Mubadalah.id – Akhir-akhir ini Dunia sedang di gemparkan dengan adanya konflik Israel-Hamas yang kembali memanas setelah terakhir kali terjadi pada tahun 2000 yang lalu. Akankah perang ini sebagai pemicu terjadinya Intifada ketiga?
Dalam bahasa Arab, Intifada berarti melepaskan diri atau bisa disebut dengan perlawanan. Intifada pertama (1987-1993) dan Intifada kedua (2000) telah menewaskan belasan ribu warga sipil Palestina di jalur Gaza. Perang ini seolah-olah mengesampingkan sisi kemanusiaan.

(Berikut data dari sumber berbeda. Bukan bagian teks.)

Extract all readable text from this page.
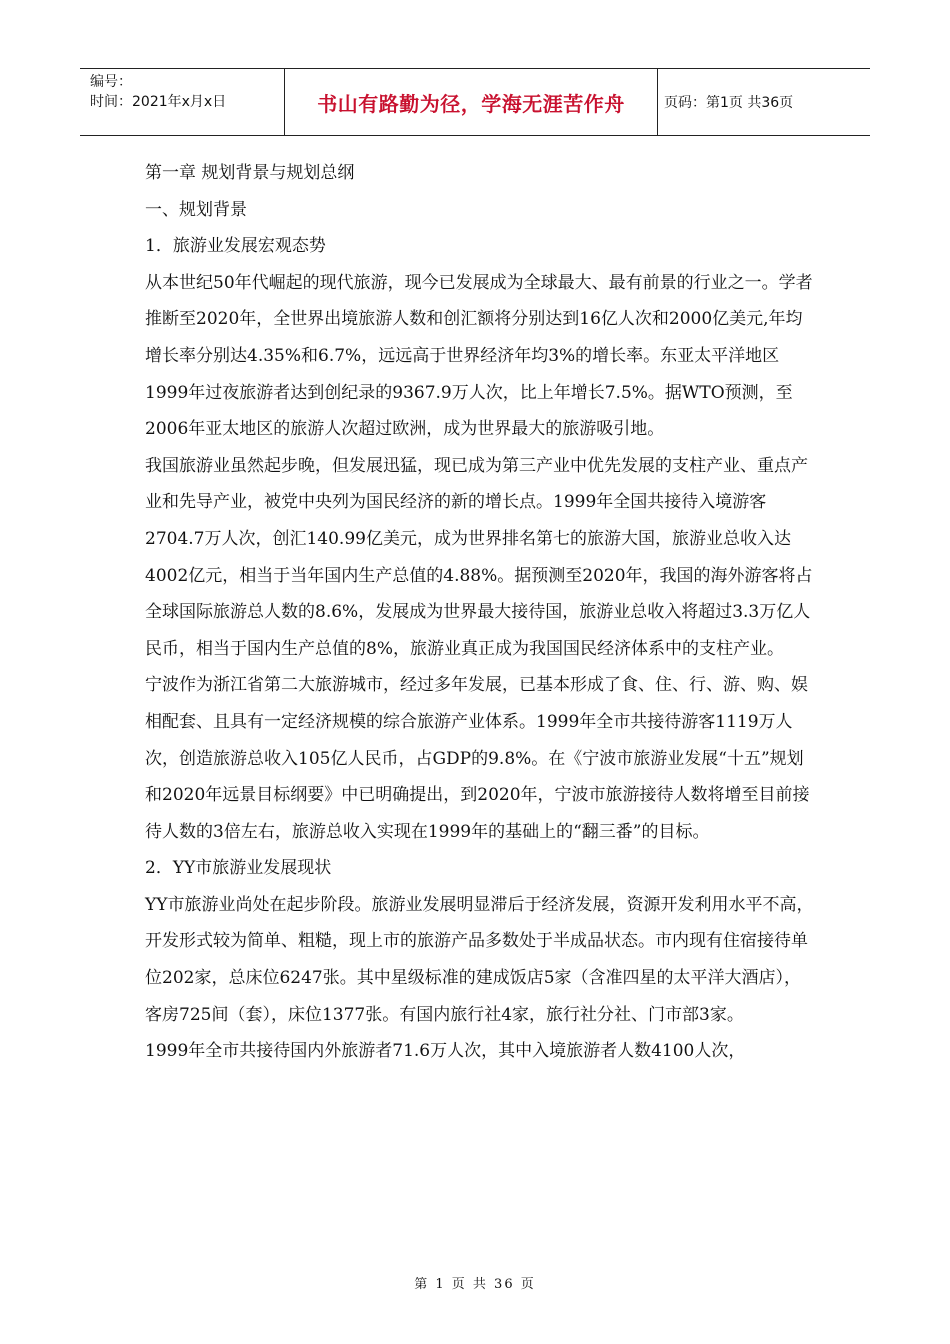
编号：
时间：2021年x月x日	书山有路勤为径，学海无涯苦作舟	页码：第1页 共36页

第一章 规划背景与规划总纲

一、规划背景

1．旅游业发展宏观态势

从本世纪50年代崛起的现代旅游，现今已发展成为全球最大、最有前景的行业之一。学者推断至2020年，全世界出境旅游人数和创汇额将分别达到16亿人次和2000亿美元,年均增长率分别达4.35%和6.7%，远远高于世界经济年均3%的增长率。东亚太平洋地区1999年过夜旅游者达到创纪录的9367.9万人次，比上年增长7.5%。据WTO预测，至2006年亚太地区的旅游人次超过欧洲，成为世界最大的旅游吸引地。

我国旅游业虽然起步晚，但发展迅猛，现已成为第三产业中优先发展的支柱产业、重点产业和先导产业，被党中央列为国民经济的新的增长点。1999年全国共接待入境游客2704.7万人次，创汇140.99亿美元，成为世界排名第七的旅游大国，旅游业总收入达4002亿元，相当于当年国内生产总值的4.88%。据预测至2020年，我国的海外游客将占全球国际旅游总人数的8.6%，发展成为世界最大接待国，旅游业总收入将超过3.3万亿人民币，相当于国内生产总值的8%，旅游业真正成为我国国民经济体系中的支柱产业。

宁波作为浙江省第二大旅游城市，经过多年发展，已基本形成了食、住、行、游、购、娱相配套、且具有一定经济规模的综合旅游产业体系。1999年全市共接待游客1119万人次，创造旅游总收入105亿人民币，占GDP的9.8%。在《宁波市旅游业发展“十五”规划和2020年远景目标纲要》中已明确提出，到2020年，宁波市旅游接待人数将增至目前接待人数的3倍左右，旅游总收入实现在1999年的基础上的“翻三番”的目标。

2．YY市旅游业发展现状

YY市旅游业尚处在起步阶段。旅游业发展明显滞后于经济发展，资源开发利用水平不高，开发形式较为简单、粗糙，现上市的旅游产品多数处于半成品状态。市内现有住宿接待单位202家，总床位6247张。其中星级标准的建成饭店5家（含准四星的太平洋大酒店），客房725间（套），床位1377张。有国内旅行社4家，旅行社分社、门市部3家。

1999年全市共接待国内外旅游者71.6万人次，其中入境旅游者人数4100人次，

第 1 页 共 36 页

Awal Mula Berdirinya Hamas
Hamas merupakan organisasi politik-militer yang berdiri di Gaza pada tahun 1987 oleh Syeikh Ahmad Yassin dan Abdul Aziz Al-Rantisi. Selain sebagai organisasi politik-militer, Hamas mendapat label lain, seperti partai politik, pejuang kemerdekaan, bahkan kelompok teroris.
Eksistensi Hamas merujuk pada pemberontakan besar-besaran masyarakat Palestina kepada penjajahan Israel. Hamas menjadi aktor utama penyerangan Palestina terhadap Israel. Bentuknya berupa penculikan, penyandraan, penyerangan bersenjata hingga bom bunuh diri. Tercatat sudah ratusan bom bunuh diri yang Hamas lakukan hingga menewaskan ribuan nyawa manusia.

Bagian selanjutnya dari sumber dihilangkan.